Well, it seems to be that this is really a comparison between two fundamentally different approaches to dealing with the issue of driver installation - binary vs source code.
Windows maintains a wild level of backwards compatibility, while Linux does not even attempt such (because you simply recompile everything). Both approaches have strengths and weaknesses - for instance I can patch a Linux kernel and get super hard (well, as hard was you will possibly get on a general purpose CPU) real-time determinism (www.xenomai.org). This is something that you will never see from Windows in its current incarnation and if we ever do I bet all these drivers shatter like so much movie candy glass. (Don’t get me started about the third party real time extensions out there - I evaluated quite a few… they were all garbage.)
Buggy bus subsystem? Fix kernel, recompile drivers. A few drivers may break, but that is only the kernel plumbing - easy enough to patch. Definitely a strength of that argument.
That said if I try to install that super spiffy binary real time kernel module I just produced on an exact HW copy of that Linux machine which isn’t so patched or has a X.YZ kernel as opposed to X.YY… well… kernel panics are SO much more fun than the BSOD, but that is only my opinion. That is, if it loads the driver at all. Tracking the problem down…? Ha! Why bother? The solution will be to recompile it first anyway, then debug.
But then again - very few people need this type of real time behavior. It is an edge use case. If you can run a sound card and display a movie smoothly - who cares about a few microseconds of timing slop? Most folks aren’t programming a ballistic missile reentry vehicle or a computer that is controlling an injured child’s brain patterns (I actually saw this at NIH - child had a Beagleboard sticking out of his head. It was running Slackware.).
Windows on the other hand, you can throw binaries around all day long with no rhyme or reason… and as long as you pay a minimal amount of attention to things like processor type it will probably work. Which, let’s face it, is all most people care about at 4:37 on a Friday afternoon. When dealing with thousands of installed systems of all variety of OS versions, service packs, what not… oy! Windows, much more better.

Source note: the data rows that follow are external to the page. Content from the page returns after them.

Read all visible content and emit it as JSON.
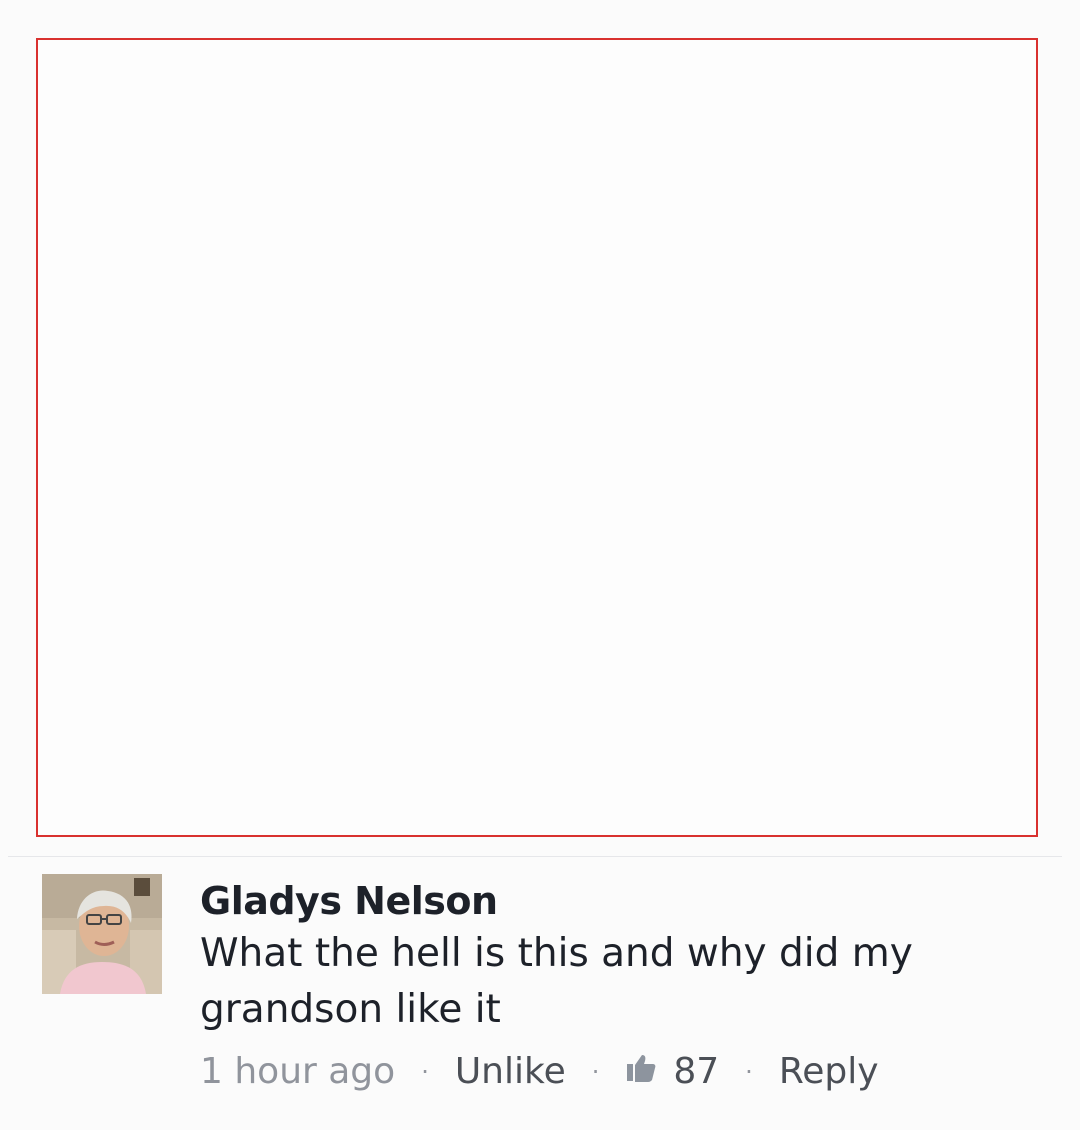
{
  "post": {
    "image_border_color": "#d9312f"
  },
  "comment": {
    "author": "Gladys Nelson",
    "text": "What the hell is this and why did my grandson like it",
    "time": "1 hour ago",
    "unlike_label": "Unlike",
    "like_icon": "thumbs-up-icon",
    "like_count": "87",
    "reply_label": "Reply",
    "separator": "·"
  },
  "colors": {
    "name_text": "#1d2129",
    "meta_text": "#90949c",
    "action_text": "#4b4f56"
  }
}
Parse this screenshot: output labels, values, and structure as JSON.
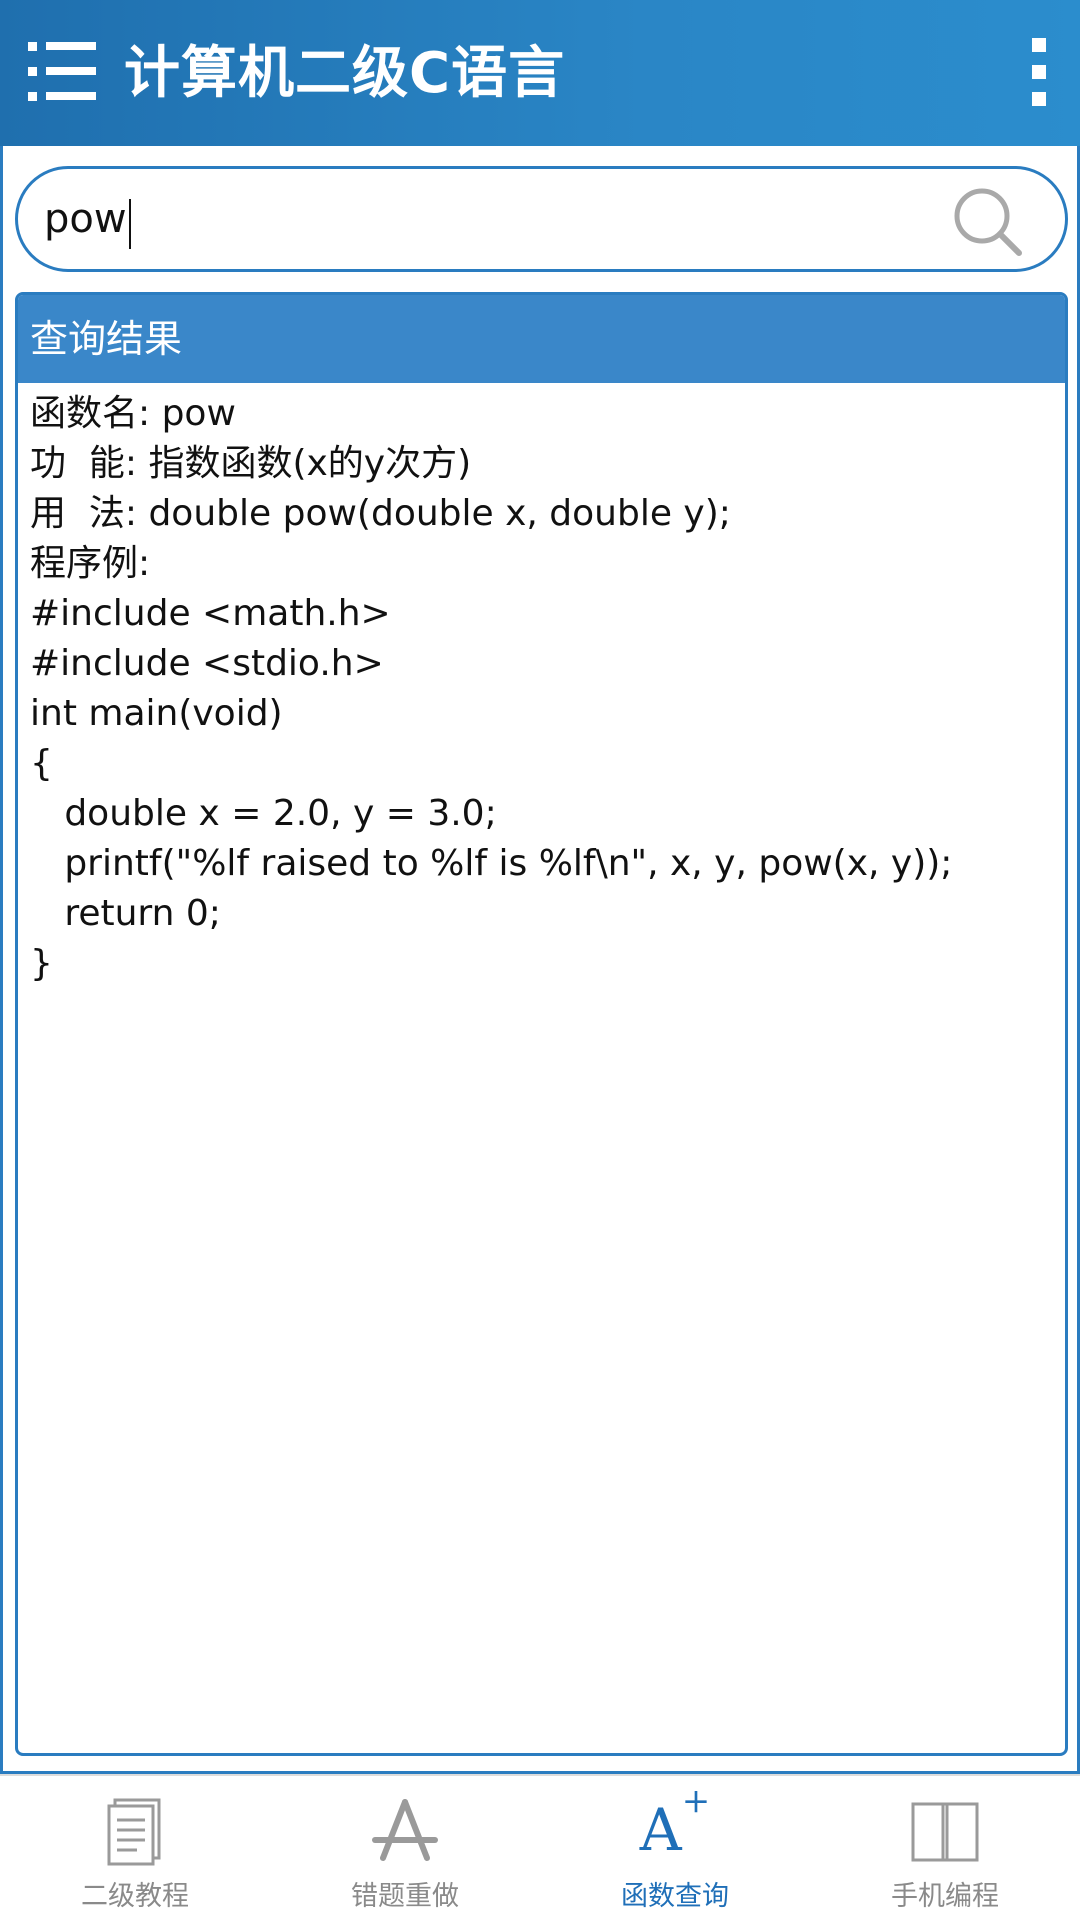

Seems to me it is probably best to be versed in both approaches - after all a lot of the hardware I have written drivers for can be ported to Windows with the right wrapper code, and that is precisely what I intend to do in some cases (although this current gig is all software only drivers - something I have rarely seen in Linux.)
As far as the whole license thing goes, well, I just paste the GPL comment on (unless it is for work, then cut and paste on what the tell me to) and call it a day. Usually the code is included with the product anyway… (see first paragraph). Dealing with the bombastic personalities of the open source evangelists can be a bit taxing. Personally I lean more towards their POV simply because it is easier for me as a developer to deal with source.
Good luck getting my mother to do so (but then again hiding the recompile behind a progress bar and she would never know the difference).
BTW there is nothing stopping anyone from GPL-ing their Windows driver if that is their kink.